Il sistema si chiama scambio reciproco di lavoro, e il principio sta in una frase che Jean Bourgou ripete senza enfasi: oggi da te, domani da me. Nulla di scritto, nessun salario. La rotazione si sposta di campo in campo per tutta la stagione delle piogge, perché il riso di ogni famiglia venga messo a dimora in tempo.

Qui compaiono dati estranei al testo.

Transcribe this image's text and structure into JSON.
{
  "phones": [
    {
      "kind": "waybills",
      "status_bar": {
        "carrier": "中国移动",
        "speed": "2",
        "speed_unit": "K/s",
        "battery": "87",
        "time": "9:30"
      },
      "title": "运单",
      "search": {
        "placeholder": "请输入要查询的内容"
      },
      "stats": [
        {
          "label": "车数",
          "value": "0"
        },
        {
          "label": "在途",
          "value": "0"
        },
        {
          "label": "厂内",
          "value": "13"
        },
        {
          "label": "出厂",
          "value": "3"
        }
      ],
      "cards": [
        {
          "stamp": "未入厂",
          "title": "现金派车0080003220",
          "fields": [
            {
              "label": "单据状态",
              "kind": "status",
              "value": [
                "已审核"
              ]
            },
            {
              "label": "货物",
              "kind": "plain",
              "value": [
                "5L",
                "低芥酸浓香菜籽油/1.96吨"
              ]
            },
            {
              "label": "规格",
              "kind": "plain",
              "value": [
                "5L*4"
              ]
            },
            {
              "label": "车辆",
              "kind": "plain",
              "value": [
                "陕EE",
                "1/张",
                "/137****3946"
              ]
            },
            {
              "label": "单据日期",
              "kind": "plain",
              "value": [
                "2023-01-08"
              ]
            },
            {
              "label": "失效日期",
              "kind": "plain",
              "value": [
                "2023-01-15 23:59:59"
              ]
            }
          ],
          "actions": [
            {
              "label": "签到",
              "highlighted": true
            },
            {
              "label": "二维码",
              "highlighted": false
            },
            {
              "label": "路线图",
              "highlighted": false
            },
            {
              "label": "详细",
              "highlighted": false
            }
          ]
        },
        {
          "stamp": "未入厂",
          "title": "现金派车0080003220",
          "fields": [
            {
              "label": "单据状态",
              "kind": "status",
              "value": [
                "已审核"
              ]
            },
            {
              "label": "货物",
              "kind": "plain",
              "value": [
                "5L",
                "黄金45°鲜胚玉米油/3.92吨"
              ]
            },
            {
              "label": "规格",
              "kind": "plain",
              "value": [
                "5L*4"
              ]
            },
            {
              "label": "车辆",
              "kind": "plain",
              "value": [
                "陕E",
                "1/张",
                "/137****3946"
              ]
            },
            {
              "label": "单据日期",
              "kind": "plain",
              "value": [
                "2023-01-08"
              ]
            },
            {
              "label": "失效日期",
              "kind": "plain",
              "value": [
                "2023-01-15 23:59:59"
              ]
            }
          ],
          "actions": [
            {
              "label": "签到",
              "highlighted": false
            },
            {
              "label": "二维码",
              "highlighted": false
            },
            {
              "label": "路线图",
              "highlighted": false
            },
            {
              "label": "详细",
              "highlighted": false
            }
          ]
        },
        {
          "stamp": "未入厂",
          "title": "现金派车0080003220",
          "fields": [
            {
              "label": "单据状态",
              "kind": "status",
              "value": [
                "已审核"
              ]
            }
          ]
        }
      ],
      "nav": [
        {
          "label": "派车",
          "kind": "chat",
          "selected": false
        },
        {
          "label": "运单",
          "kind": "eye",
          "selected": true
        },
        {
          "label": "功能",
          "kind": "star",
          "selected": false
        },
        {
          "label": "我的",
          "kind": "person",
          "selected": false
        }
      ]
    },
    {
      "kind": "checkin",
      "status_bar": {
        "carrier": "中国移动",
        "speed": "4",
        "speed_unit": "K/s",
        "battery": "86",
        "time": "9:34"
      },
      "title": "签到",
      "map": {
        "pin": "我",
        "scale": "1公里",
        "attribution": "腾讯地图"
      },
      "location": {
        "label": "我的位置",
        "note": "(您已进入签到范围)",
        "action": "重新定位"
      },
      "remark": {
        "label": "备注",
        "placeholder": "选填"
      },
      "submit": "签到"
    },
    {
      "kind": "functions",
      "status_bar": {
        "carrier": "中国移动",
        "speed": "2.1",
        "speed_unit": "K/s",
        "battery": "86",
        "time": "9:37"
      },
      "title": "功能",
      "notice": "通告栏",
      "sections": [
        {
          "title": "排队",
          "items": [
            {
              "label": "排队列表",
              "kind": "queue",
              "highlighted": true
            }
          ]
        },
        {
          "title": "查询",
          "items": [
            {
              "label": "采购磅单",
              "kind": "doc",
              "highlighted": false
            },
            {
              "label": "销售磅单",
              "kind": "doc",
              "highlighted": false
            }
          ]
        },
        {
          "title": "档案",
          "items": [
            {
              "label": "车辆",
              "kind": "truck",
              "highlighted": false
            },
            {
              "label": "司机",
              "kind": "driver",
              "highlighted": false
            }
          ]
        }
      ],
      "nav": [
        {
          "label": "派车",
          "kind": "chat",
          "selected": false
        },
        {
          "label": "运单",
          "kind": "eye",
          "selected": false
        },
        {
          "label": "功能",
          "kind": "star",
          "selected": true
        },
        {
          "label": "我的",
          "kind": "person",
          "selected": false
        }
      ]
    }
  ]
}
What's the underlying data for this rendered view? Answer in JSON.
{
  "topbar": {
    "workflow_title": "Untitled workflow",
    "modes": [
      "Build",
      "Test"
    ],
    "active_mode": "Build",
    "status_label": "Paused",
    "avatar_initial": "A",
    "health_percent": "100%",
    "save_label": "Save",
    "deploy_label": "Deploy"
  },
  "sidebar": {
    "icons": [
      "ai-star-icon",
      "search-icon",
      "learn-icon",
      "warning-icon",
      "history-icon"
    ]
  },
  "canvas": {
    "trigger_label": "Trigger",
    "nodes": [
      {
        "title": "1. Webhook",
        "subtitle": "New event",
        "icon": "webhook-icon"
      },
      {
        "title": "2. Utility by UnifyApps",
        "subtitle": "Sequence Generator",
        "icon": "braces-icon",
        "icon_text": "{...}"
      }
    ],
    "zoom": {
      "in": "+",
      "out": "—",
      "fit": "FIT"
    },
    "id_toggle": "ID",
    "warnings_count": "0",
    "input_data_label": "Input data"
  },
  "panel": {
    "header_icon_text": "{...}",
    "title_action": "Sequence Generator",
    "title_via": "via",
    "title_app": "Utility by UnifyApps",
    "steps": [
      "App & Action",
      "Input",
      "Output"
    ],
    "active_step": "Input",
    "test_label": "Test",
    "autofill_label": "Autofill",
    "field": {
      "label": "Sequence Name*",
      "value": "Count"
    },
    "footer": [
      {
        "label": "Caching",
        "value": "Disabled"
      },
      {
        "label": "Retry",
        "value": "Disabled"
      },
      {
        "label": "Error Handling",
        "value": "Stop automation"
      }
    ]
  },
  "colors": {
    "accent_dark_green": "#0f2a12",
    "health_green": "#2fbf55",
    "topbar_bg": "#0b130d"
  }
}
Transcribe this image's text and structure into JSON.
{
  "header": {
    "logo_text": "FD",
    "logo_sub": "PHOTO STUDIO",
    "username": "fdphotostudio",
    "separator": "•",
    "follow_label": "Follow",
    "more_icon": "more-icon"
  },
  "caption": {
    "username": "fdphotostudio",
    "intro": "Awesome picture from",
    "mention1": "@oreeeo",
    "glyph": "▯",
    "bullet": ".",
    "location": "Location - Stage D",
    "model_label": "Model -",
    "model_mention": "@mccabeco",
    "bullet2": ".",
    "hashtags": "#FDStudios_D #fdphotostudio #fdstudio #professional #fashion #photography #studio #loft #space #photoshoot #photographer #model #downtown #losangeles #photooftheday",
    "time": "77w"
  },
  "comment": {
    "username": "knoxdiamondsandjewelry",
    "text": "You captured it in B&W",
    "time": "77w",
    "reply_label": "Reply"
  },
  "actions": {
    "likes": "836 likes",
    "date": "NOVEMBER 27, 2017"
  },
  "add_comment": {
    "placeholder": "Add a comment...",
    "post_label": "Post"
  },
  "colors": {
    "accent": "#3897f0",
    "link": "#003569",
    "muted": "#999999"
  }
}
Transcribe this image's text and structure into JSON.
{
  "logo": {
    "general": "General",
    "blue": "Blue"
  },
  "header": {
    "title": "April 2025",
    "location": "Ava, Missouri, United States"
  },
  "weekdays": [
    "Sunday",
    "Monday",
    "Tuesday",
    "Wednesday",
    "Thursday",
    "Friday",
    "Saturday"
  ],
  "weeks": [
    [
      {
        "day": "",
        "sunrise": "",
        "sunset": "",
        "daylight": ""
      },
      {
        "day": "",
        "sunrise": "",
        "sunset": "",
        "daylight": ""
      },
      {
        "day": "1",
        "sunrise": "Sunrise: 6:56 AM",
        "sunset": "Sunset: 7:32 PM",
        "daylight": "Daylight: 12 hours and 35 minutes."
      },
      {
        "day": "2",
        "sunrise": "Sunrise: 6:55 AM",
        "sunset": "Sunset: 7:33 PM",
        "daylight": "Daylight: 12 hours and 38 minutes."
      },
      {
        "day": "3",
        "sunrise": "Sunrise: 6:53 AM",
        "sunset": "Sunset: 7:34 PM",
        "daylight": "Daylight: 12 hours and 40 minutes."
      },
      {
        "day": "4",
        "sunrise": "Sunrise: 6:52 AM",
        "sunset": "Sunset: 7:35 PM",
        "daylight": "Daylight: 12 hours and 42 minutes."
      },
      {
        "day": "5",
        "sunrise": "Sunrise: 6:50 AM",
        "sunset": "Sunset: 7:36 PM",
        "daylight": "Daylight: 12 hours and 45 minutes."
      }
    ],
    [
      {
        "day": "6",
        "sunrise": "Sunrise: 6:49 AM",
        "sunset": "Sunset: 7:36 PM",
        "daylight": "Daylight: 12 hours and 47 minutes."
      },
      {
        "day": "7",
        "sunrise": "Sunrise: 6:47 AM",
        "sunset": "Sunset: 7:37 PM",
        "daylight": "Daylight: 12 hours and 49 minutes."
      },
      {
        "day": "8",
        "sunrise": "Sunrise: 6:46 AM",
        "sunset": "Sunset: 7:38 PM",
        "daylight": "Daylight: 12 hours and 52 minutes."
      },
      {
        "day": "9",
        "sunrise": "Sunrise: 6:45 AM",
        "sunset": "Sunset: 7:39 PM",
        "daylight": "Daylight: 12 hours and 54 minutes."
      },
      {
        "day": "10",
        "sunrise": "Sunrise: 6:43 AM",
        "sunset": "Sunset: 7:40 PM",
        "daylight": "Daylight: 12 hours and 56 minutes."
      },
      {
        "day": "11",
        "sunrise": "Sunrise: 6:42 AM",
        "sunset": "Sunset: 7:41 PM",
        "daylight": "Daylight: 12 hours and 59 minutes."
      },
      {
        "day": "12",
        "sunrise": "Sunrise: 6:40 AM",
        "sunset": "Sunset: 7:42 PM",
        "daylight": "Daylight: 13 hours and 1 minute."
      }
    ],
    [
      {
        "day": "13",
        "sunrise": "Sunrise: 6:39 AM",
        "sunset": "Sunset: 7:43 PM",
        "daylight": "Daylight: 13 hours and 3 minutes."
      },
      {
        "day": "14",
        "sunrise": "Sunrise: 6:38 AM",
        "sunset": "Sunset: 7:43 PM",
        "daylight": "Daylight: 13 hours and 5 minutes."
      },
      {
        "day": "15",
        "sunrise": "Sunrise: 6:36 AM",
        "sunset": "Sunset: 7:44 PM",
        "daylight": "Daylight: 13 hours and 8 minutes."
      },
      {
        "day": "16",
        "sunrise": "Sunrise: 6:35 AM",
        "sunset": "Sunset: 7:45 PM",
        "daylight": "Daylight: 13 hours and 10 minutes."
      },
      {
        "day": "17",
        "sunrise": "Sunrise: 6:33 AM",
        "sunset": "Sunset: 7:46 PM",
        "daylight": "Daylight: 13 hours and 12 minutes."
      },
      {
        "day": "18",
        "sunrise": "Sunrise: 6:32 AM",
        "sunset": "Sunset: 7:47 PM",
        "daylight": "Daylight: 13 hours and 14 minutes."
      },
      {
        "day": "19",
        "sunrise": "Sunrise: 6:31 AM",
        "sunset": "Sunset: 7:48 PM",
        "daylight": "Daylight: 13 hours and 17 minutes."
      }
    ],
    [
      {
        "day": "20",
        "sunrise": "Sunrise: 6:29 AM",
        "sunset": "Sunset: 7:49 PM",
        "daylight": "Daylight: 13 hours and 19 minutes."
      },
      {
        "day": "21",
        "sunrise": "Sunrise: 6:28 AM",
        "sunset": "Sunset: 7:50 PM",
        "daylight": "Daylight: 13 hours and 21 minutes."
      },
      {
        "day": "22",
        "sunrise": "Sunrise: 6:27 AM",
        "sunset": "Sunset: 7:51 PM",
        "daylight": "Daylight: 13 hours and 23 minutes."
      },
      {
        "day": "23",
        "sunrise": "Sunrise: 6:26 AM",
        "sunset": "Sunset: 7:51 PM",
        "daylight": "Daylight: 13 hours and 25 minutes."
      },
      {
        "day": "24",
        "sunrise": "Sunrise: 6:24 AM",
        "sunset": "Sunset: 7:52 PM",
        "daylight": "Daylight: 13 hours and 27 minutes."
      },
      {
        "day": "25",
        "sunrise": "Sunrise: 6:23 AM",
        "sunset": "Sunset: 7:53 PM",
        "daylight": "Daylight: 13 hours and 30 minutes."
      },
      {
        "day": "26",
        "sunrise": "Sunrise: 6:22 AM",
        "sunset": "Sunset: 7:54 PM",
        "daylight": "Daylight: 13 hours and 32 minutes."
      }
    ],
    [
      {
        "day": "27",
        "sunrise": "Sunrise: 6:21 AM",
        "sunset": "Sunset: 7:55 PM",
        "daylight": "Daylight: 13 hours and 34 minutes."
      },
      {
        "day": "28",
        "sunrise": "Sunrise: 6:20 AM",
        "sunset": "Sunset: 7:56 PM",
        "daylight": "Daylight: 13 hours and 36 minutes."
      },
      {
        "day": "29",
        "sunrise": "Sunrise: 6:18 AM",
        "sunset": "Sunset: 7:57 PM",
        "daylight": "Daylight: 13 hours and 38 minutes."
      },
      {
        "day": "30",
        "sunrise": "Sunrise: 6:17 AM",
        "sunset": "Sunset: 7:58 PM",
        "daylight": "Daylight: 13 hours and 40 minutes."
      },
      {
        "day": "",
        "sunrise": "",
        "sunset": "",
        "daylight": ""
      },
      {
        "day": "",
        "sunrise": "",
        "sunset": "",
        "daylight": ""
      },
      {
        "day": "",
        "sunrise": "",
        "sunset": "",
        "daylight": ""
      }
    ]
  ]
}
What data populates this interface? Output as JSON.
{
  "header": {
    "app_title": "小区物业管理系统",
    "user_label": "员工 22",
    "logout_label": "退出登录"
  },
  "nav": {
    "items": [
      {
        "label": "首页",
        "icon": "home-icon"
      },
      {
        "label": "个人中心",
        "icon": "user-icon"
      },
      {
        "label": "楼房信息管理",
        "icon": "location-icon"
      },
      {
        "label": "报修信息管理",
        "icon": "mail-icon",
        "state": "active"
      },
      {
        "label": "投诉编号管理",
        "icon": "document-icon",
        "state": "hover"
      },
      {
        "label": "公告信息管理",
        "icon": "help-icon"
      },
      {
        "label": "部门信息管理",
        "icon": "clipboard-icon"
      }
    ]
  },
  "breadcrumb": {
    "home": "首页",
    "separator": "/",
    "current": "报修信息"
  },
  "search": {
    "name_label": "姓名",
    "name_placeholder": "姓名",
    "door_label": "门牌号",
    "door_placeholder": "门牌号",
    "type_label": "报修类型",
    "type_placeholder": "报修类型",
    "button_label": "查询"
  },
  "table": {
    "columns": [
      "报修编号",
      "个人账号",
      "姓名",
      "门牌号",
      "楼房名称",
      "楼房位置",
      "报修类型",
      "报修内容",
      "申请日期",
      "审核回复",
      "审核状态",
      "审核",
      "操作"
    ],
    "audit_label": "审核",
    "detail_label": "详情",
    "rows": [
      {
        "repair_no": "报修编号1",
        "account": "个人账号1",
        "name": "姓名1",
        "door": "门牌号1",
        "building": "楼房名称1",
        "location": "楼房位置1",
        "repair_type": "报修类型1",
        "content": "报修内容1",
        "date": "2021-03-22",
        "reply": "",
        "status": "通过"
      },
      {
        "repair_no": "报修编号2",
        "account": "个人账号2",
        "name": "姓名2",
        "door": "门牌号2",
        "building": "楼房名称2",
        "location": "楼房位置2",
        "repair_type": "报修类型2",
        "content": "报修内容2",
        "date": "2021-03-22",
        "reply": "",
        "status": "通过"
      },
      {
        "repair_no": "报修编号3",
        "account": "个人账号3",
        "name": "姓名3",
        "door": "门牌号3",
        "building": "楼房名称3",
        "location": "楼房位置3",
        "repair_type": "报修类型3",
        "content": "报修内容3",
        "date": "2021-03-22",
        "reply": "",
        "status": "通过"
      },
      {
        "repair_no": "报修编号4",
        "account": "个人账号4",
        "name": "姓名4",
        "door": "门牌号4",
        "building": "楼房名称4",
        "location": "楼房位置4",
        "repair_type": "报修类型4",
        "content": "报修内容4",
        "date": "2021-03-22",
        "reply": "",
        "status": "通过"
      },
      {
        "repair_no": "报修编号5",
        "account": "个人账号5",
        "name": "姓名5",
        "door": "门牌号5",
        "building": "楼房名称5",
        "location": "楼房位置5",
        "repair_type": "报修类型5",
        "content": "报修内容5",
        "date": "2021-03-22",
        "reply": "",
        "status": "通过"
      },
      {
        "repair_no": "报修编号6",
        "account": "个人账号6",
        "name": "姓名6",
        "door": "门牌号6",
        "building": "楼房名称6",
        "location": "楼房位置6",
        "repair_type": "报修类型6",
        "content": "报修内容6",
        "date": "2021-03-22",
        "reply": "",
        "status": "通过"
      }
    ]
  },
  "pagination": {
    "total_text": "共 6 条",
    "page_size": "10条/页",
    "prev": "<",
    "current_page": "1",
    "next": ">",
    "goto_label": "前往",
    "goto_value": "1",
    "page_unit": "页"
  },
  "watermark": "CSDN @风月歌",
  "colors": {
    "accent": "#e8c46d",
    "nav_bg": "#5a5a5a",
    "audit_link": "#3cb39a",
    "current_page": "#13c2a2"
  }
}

Le giornate si chiudono con un pasto in comune.
«Quando siamo in molti, il lavoro avanza in fretta», dice Gabdaa. «Ciò che sarebbe difficile per una persona sola diventa molto più facile quando ciascuno porta la sua forza.» Desire Lankoande lo spiega da agricoltore: la pratica accorcia i ritardi e favorisce una crescita regolare delle piante. Albert Bourgou parla invece di onore — lavorare nei campi dei suoceri è una cosa che si fa volentieri.
Nella stessa stagione, una quarantina di giovani volontari si sono presentati sul campo di Guibougou Dingaba. E Gori Tindano, giovane agricoltore del vicino villaggio di Siedougou, che coltiva da circa un anno e mezzo un appezzamento di 0,18 ettari, dice che senza questo lavoro collettivo la sua risaia semplicemente non esisterebbe.
Il campo di Gabdaa appartiene a quella che gli agronomi burkinabè chiamano risicoltura di bas-fond: depressioni che si allagano stagionalmente con le acque di ruscellamento, coltivate senza controllo idrico o con semplici argini di contorno. È la forma di coltivazione più esposta e la meno assistita da macchine. Il trapianto resta la fase più esigente dell'intero ciclo, e il fango non consente scorciatoie.
Il paese non produce abbastanza riso per sé: circa 520.000 tonnellate di risone su 230.000 ettari nel 2023, contro un consumo nazionale vicino al milione di tonnellate. Le importazioni coprono quasi il sessanta per cento della domanda. In questo divario, ogni ettaro piantato in tempo pesa.
La pratica ha nomi diversi a seconda delle lingue — sosoaga nelle zone di lingua moore, koosin presso i Bwa a ovest — e una storia lunga. Nel 1967 il maestro Bernard Ledea Ouedraogo costruì sulle antiche associazioni di lavoro dei villaggi la federazione dei gruppi Naam, che nel giro di un decennio contava a Yatenga oltre 2.500 gruppi e 160.000 membri. Ma a Manni non serve una federazione. Serve che qualcuno apra il campo prima dell'alba e che gli altri arrivino.
Ciò che sarebbe difficile per una persona sola diventa molto più facile quando ciascuno porta la sua forza.